IHostedService and BackgroundService are singletons themselves, so they cannot inject a Scoped repository directly. Use IServiceScopeFactory to create a fresh scope per work item:
public class ImportWorker : BackgroundService
{
private readonly IServiceScopeFactory _scopeFactory;
public ImportWorker(IServiceScopeFactory scopeFactory) =>
_scopeFactory = scopeFactory;
protected override async Task ExecuteAsync(CancellationToken stoppingToken)
{
while (!stoppingToken.IsCancellationRequested)
{
// One scope per iteration -> one repository per iteration -> disposed at scope end.
using var scope = _scopeFactory.CreateScope();
var repo = scope.ServiceProvider.GetRequiredService<RecordRepository>();
await repo.ImportNextBatchAsync(stoppingToken);
await Task.Delay(TimeSpan.FromMinutes(1), stoppingToken);
}
}
}If your worker is simple and doesn't need DI for anything else, using var repo = new RecordRepository(connStr); inside the loop is a fine alternative.
ADO.NET pools physical SQL Server connections per process by connection-string identity. With pooling enabled (the default), using var repo = new MyRepo(connStr) borrows from the pool — opening it is microseconds.
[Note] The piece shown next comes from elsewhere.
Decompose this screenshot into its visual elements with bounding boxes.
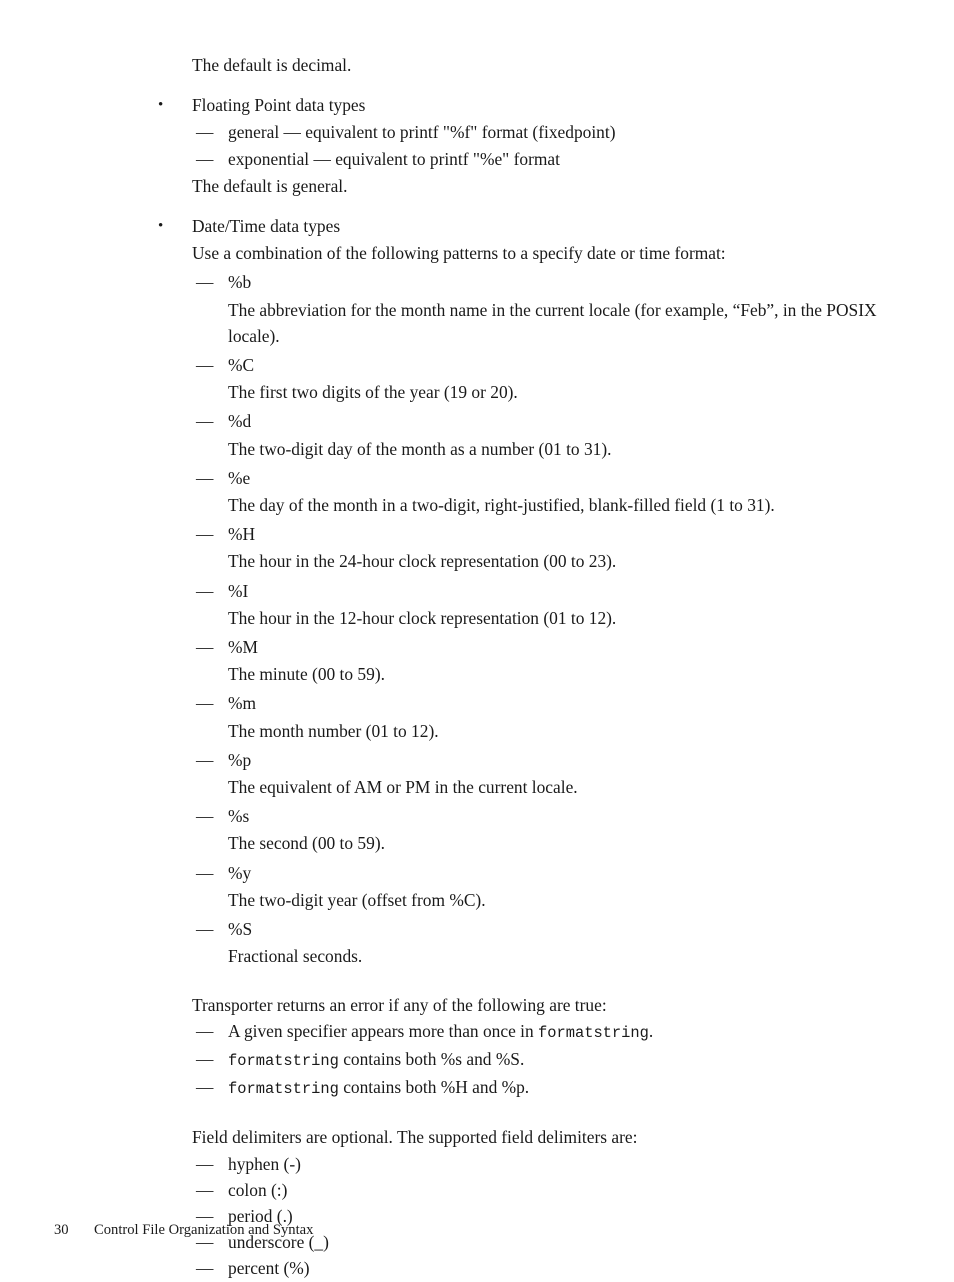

With Pooling=False, every Open() does a full TDS handshake, which is hundreds of milliseconds and will absolutely show up in your ASP.NET Core p99 latency.
# Production: Pooling is on by default; do not turn it off.
Data Source=...;Initial Catalog=...;Integrated Security=True;TrustServerCertificate=True;
# Tests sometimes use Pooling=False to surface connection-leak bugs that
# would otherwise be masked by the pool. That's fine for tests, never for
# production.
Layered configuration works the same way as for any other service:
// appsettings.json + appsettings.Development.json + environment variables + user-secrets
var connStr = builder.Configuration.GetConnectionString("DatabaseConnection")!;For developer-machine overrides, prefer .NET user-secrets over machine-name-suffixed config keys:
dotnet user-secrets set "ConnectionStrings:DatabaseConnection" "Data Source=..."If you have many repository classes, you can roll your own bulk-registration extension to avoid one AddScoped line per type:
public static IServiceCollection AddRepositories(
this IServiceCollection services,
string connectionString,
Assembly assembly)
{
foreach (var t in assembly.GetTypes()
.Where(t => !t.IsAbstract &&
typeof(RepositoryBase).IsAssignableFrom(t)))
{
services.AddScoped(t, sp => ActivatorUtilities.CreateInstance(sp, t, connectionString));
}
return services;
}ActivatorUtilities.CreateInstance lets the constructor request additional DI dependencies (an ILogger<T>, etc.) alongside the connection string.